69

Ever faced performance issues due to parameter sniffing on other columns than DataAreaId or PartitionId?


What if we could have more control over the fact which column is handled as a literal (and not as a parameter) in the query?


Microsoft Dynamics 365 Finance and Operations, Enterprise edition has the functionality to change this for the entire query using forceLiterals, this will overload the queryplan cash with an individual queryplan+compile overhead for each individual query execution.


OR the DataAreaIDLiteral and PartitionIDLiteral than solves the problem for these columns in the application.


What if we would have a table field property to control this behavior? It would avoid coding for each individual query affected by that field.


For example: A customer who has 10 warehouses and uses serial numbers hence high volume of records in the InventDim table, 75% of all InventDim records is in only one warehouse. So if a query plan gets optimized for a small warehouse we create significant performance issues with parameterized query’s. If we could specify a literal in a query only on the warehouse this would generate 10 query plans which are far more optimized.


(Special thanks go to KevinRoos)

Category: Development
STATUS DETAILS
Under Review

Comments

M

I started working on AX 2.5 in 2002. In the last 20+ years in numerous past AX implementation projects, I was the witness of performance issues caused by parameter placeholders. Some of the most problematic queries are the ones launched by InventSum::findSum, InventSum::findSumQty and BOMVersion::selectBomVersion methods. There are scenarios where the number of records can be unevenly distributed in BOMVersion, InventSum and InventDim.For example when product configurator is heavily used, it can lead to some items being linked to millions of records because of high number of configured variants. Compared to a few hundred/thousand records for items not using configuration dimension.Another example is when warehouse management is set up using heavyweight sites/warehouses combined to some other lightweight sites/warehouses linked to small subsidiaries or secondary stocking locations. Again, million of records can be found in InventSum and InventDim for one specific main warehouse. Compared to a few thousand (or less) records linked to smaller warehouses.When data is unevenly distributed, native queries over BOMVersion/InventSum/InventDim are causing intermittent performance issues and/or fluctuations. A same query can be attached to multiple execution plans when doing analysis in SQL Server Management Studio. Average query execution time can vary from 50 ms (or below) but sometimes up to more than 500 ms.Currently, this is not possible to use CoC (chain of command) to replace the native logic in above methods but also in a lot of other place across the entire application.There is a 'Literals' property on extended data types. But as of application version 10.0.44, modifying the value of this property using edt extension doesn't seems to have any effect.

Category: Development

M

+1 For this idea.

My aproach here would be to add an extra property for the EDTs. So in all tables where a certain EDT is used we could force literals.
Based on our experiance it could be very usefull for enum type fields. We frequently have uneven data distribution.
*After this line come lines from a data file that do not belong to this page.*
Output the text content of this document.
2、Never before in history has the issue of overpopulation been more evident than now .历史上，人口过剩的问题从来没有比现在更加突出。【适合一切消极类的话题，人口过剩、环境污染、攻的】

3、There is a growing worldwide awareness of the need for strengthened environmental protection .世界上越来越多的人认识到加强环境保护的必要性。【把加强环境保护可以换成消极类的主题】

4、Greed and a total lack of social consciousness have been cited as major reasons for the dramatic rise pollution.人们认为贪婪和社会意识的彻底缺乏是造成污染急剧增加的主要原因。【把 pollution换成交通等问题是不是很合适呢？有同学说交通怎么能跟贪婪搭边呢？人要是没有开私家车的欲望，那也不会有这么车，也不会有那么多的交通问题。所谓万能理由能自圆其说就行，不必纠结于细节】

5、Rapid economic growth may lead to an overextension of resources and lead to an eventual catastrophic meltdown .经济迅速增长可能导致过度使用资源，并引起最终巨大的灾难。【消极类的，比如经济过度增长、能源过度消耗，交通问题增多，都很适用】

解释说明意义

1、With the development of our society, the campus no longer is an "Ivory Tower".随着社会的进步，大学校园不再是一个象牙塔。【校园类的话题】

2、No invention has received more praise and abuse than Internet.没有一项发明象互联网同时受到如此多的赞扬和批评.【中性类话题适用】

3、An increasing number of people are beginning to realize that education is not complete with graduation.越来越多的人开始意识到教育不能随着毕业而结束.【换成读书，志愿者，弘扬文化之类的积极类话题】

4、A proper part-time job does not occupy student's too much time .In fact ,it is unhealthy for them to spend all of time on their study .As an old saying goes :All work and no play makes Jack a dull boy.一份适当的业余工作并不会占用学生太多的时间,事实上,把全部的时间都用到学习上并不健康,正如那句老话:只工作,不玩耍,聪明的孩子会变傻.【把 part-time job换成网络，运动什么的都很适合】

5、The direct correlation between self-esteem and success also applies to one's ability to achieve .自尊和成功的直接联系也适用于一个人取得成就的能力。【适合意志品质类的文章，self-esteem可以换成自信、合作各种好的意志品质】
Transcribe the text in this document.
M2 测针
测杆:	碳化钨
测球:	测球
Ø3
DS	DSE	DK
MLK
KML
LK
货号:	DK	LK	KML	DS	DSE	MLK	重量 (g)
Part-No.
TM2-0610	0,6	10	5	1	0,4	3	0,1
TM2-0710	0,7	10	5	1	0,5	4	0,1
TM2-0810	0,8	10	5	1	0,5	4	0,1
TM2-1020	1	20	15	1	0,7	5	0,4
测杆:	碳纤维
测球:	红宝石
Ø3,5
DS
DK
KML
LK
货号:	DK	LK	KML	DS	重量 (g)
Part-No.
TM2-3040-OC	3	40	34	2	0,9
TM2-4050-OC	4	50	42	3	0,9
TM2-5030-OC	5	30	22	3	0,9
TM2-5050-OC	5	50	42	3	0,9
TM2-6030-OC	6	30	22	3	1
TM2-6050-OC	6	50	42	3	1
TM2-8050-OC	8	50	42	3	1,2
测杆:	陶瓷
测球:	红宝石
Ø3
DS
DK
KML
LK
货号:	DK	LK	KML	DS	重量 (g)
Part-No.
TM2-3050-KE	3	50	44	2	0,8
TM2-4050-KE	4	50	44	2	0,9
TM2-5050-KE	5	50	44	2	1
We would like if this property would be extendable also :)

Category: Development

M

This is very relevant suggestion. A property would be very helpful to handle this, where we can define whether to include as parameter or literal.
Currently one our customer has, set up some kind of SQL job that's checking for degraded query plans and rejecting them every 2 mins. However this would not be possible for D365 F&O in cloud.

Category: Development

M

I think this becoming even more relevant with overlayering coming in where we won't be able to use the forceliterals keyword as a workaround so easily, for parameter sniffing on columns other than partition and dataareaid.

Category: Development

M

I would like to support Markus on his idea.
The normal approach for a Dynamics AX has always been that you have to find the needle in the haystack regarding what queries that needs tuning. This can be very cumbersome and often requires code changes as Markus describes.
The idea of being able to switch selected fields on a table and force only those to be literals would be a great step towards platform that actually scales with the customer and to be as close to standard as possible.
On top of that if you think about it that we have a cloud first strategy for Dynamics AX and the database server is off limits for the customer it makes even more sense that we get something that will enable us to fine tune the application within the AOT with configurations rather than code changes.